Lors de son discours de mardi matin, le chef de la Commission a longuement parlé des agriculteurs, affirmant qu’ils « méritent d’être écoutés » face aux ravages du changement climatique, à l’invasion de l’Ukraine par la Russie et à la crise du coût de la vie.
Mais elle a insisté sur le fait que le secteur, qui représente plus de 10 % des émissions de gaz à effet de serre du bloc et est fortement subventionné par le budget de l’UE, doit évoluer vers un « modèle de production plus durable ».
« Ce n’est que si nos agriculteurs peuvent vivre de la terre qu’ils investiront dans l’avenir. Et ce n’est que si nous atteignons ensemble nos objectifs climatiques et environnementaux que les agriculteurs pourront continuer à gagner leur vie », a déclaré le président de la Commission.
« Nos agriculteurs en sont bien conscients. Nous devrions leur faire davantage confiance. »
Le retrait du projet de loi n’est pas immédiat et n’a pas encore été ratifié par le Collège des commissaires, un processus qui devrait être finalisé dans les semaines à venir.
Malgré cette nouvelle, von der Leyen a souligné que la question de la réglementation des pesticides, dont l’empreinte carbone provient de leur fabrication, de leur transport et de leur application, resterait à l’ordre du jour et pourrait faire l’objet d’une « nouvelle proposition beaucoup plus aboutie ».

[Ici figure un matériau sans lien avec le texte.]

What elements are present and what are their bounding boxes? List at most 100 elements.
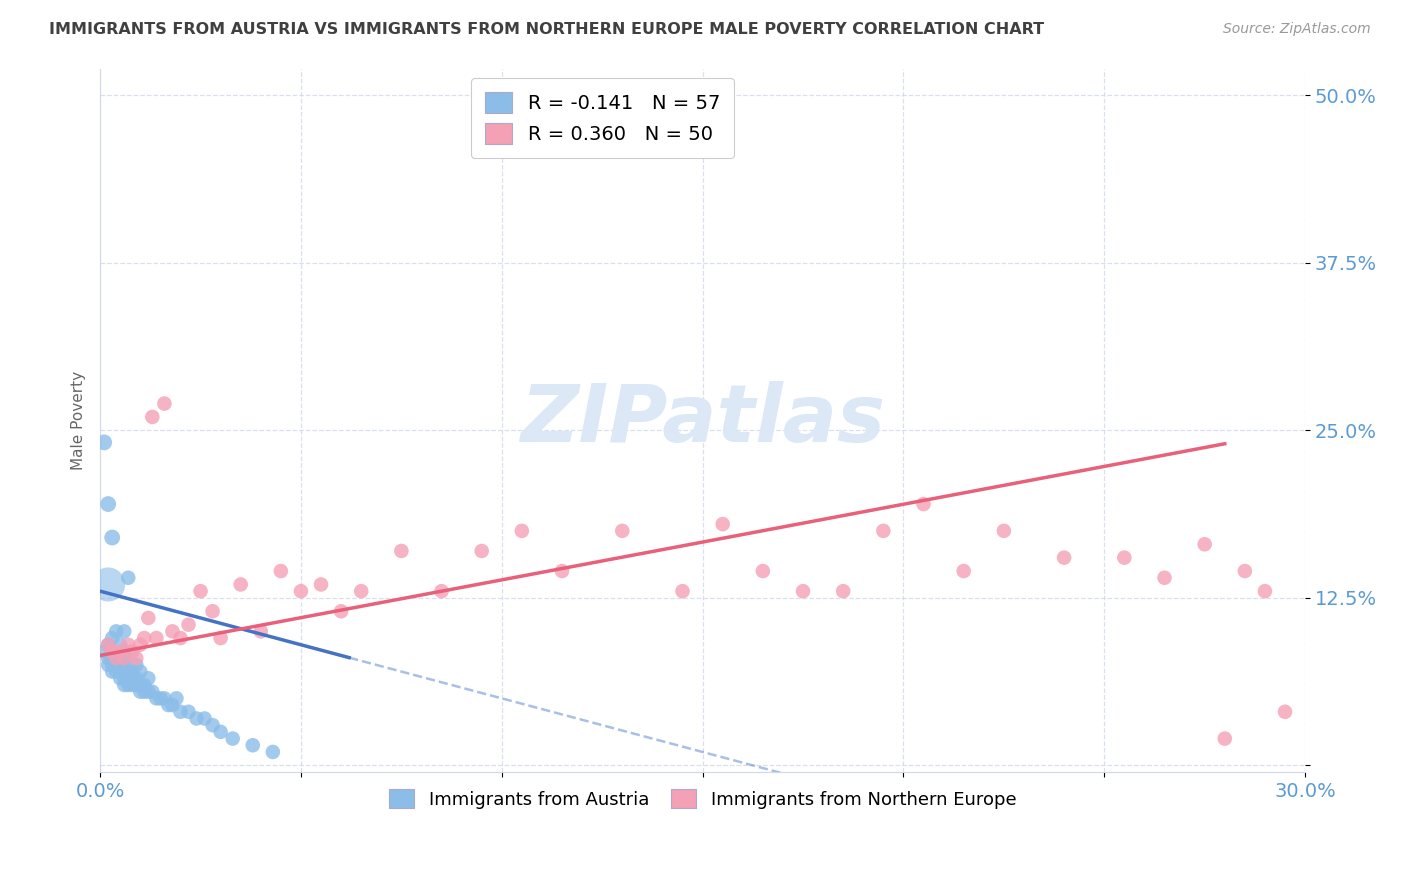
Point [136, 611, 159, 625]
Point [162, 624, 184, 639]
Point [136, 671, 159, 685]
Point [193, 711, 215, 725]
Point [145, 691, 167, 706]
Point [108, 651, 131, 665]
Point [97, 638, 120, 652]
Point [112, 657, 135, 672]
Point [125, 651, 148, 665]
Point [97, 638, 120, 652]
Point [262, 745, 284, 759]
Point [209, 631, 232, 645]
Point [125, 671, 148, 685]
Point [108, 638, 131, 652]
Point [121, 665, 143, 679]
Text: Source: ZipAtlas.com: Source: ZipAtlas.com [1223, 22, 1371, 37]
Point [1233, 564, 1256, 578]
Point [832, 584, 855, 599]
Point [97, 577, 120, 591]
Point [112, 624, 135, 639]
Point [249, 624, 271, 639]
Point [162, 698, 184, 712]
Point [129, 678, 152, 692]
Point [330, 604, 353, 618]
Point [97, 657, 120, 672]
Point [190, 584, 212, 599]
Point [551, 564, 574, 578]
Point [993, 524, 1015, 538]
Point [201, 604, 224, 618]
Point [153, 691, 176, 706]
Point [872, 524, 894, 538]
Point [912, 497, 935, 511]
Point [105, 651, 128, 665]
Point [752, 564, 775, 578]
Point [93, 435, 115, 450]
Point [430, 584, 453, 599]
Point [1194, 537, 1216, 551]
Point [117, 678, 139, 692]
Point [177, 617, 200, 632]
Point [134, 678, 156, 692]
Point [129, 638, 152, 652]
Point [169, 631, 191, 645]
Point [1153, 571, 1175, 585]
Point [117, 665, 139, 679]
Point [134, 684, 156, 698]
Point [389, 544, 412, 558]
Point [101, 531, 124, 545]
Point [309, 577, 332, 591]
Point [145, 631, 167, 645]
Point [112, 678, 135, 692]
Point [112, 671, 135, 685]
Point [117, 638, 139, 652]
Point [165, 691, 187, 706]
Point [121, 644, 143, 658]
Point [108, 665, 131, 679]
Point [112, 644, 135, 658]
Point [105, 624, 128, 639]
Point [112, 651, 135, 665]
Point [149, 691, 172, 706]
Point [117, 671, 139, 685]
Point [105, 657, 128, 672]
Point [108, 644, 131, 658]
Point [101, 631, 124, 645]
Point [186, 711, 208, 725]
Point [1114, 550, 1136, 565]
Point [229, 577, 252, 591]
Point [952, 564, 974, 578]
Point [125, 678, 148, 692]
Point [97, 651, 120, 665]
Point [112, 651, 135, 665]
Point [1254, 584, 1277, 599]
Point [270, 564, 292, 578]
Point [108, 671, 131, 685]
Point [125, 657, 148, 672]
Point [169, 705, 191, 719]
Point [510, 524, 533, 538]
Point [101, 665, 124, 679]
Point [93, 644, 115, 658]
Legend: Immigrants from Austria, Immigrants from Northern Europe: Immigrants from Austria, Immigrants from… [382, 781, 1024, 816]
Point [157, 698, 180, 712]
Text: IMMIGRANTS FROM AUSTRIA VS IMMIGRANTS FROM NORTHERN EUROPE MALE POVERTY CORRELAT: IMMIGRANTS FROM AUSTRIA VS IMMIGRANTS FR… [49, 22, 1045, 37]
Point [201, 718, 224, 732]
Point [290, 584, 312, 599]
Point [153, 396, 176, 410]
Point [101, 657, 124, 672]
Point [129, 684, 152, 698]
Text: ZIPatlas: ZIPatlas [520, 381, 886, 459]
Point [792, 584, 814, 599]
Point [121, 678, 143, 692]
Point [121, 671, 143, 685]
Point [101, 644, 124, 658]
Point [1274, 705, 1296, 719]
Point [242, 739, 264, 753]
Point [1213, 731, 1236, 746]
Point [129, 665, 152, 679]
Point [108, 657, 131, 672]
Y-axis label: Male Poverty: Male Poverty [72, 371, 86, 470]
Point [141, 684, 163, 698]
Point [209, 724, 232, 739]
Point [471, 544, 494, 558]
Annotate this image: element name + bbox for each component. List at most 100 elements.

Cependant, en raison du calendrier serré imposé par les prochaines élections au Parlement européen, le nouveau projet relèvera de la prochaine Commission.
« Bien sûr, le sujet demeure et pour avancer, davantage de dialogue et une approche différente sont nécessaires », a déclaré von der Leyen aux députés.
La mort législative du règlement sur l’utilisation durable clôt le livre sur Farm 2 Fork, une stratégie en plusieurs parties dévoilée en mai 2020 qui fixe l’objectif de rendre les systèmes alimentaires européens plus sains et plus durables.
Sous la pression des conservateurs et des lobbyistes, la stratégie a été progressivement édulcorée et réduite au strict minimum. L’année dernière, la Commission a décidé de renoncer à la loi sur un système alimentaire durable, qui était censée constituer l’épine dorsale de la politique alimentaire phare du bloc. Au lieu de cela, l’exécutif a choisi de lancer un dialogue stratégique sur l’agriculture dans le but de réduire la polarisation croissante du secteur.
D’autres textes législatifs liés à l’agriculture qui étaient en préparation n’ont finalement pas été mis en œuvre par l’équipe de von der Leyen, comme de nouvelles règles sur le bien-être des animaux d’élevage et un étiquetage nutritionnel des aliments à l’échelle européenne, tous deux perçus comme très controversés.
Le COPA-COGECA, le principal lobby agricole de Bruxelles, a chaleureusement célébré l’abandon de la loi sur les pesticides, déclarant : « Cette proposition descendante issue de la logique « Ferme 2 fourchettes » était mal conçue, mal évaluée, mal financée et offrait peu d’alternatives. aux agriculteurs », et a appelé à des solutions « réalistes ».
Le Premier ministre belge Alexander De Croo, qui avait précédemment demandé une « pause » dans la réglementation environnementale, a également salué ce retrait. Il est « crucial que nous gardions nos agriculteurs à bord pour un avenir agricole plus durable, dans le cadre de notre détermination à réaliser le Green Deal », a déclaré De Croo sur réseaux sociaux.
Les organisations environnementales ont critiqué la décision et ont averti que les effets dangereux causés par les pesticides devaient être traités par des objectifs de réduction juridiquement contraignants.
« Traduction = les agriculteurs continueront à être empoisonnés et la nature dégradée, tandis que l’industrie des pesticides récoltera d’énormes profits », ont déclaré les Amis de la Terre. « Nous ne pouvons pas nous permettre de laisser le problème des pesticides sans solution. Nous avons besoin de vraies solutions dès maintenant pour aider les agriculteurs à abandonner les produits chimiques toxiques. »
Cet article a été mis à jour avec plus d’informations sur l’annonce.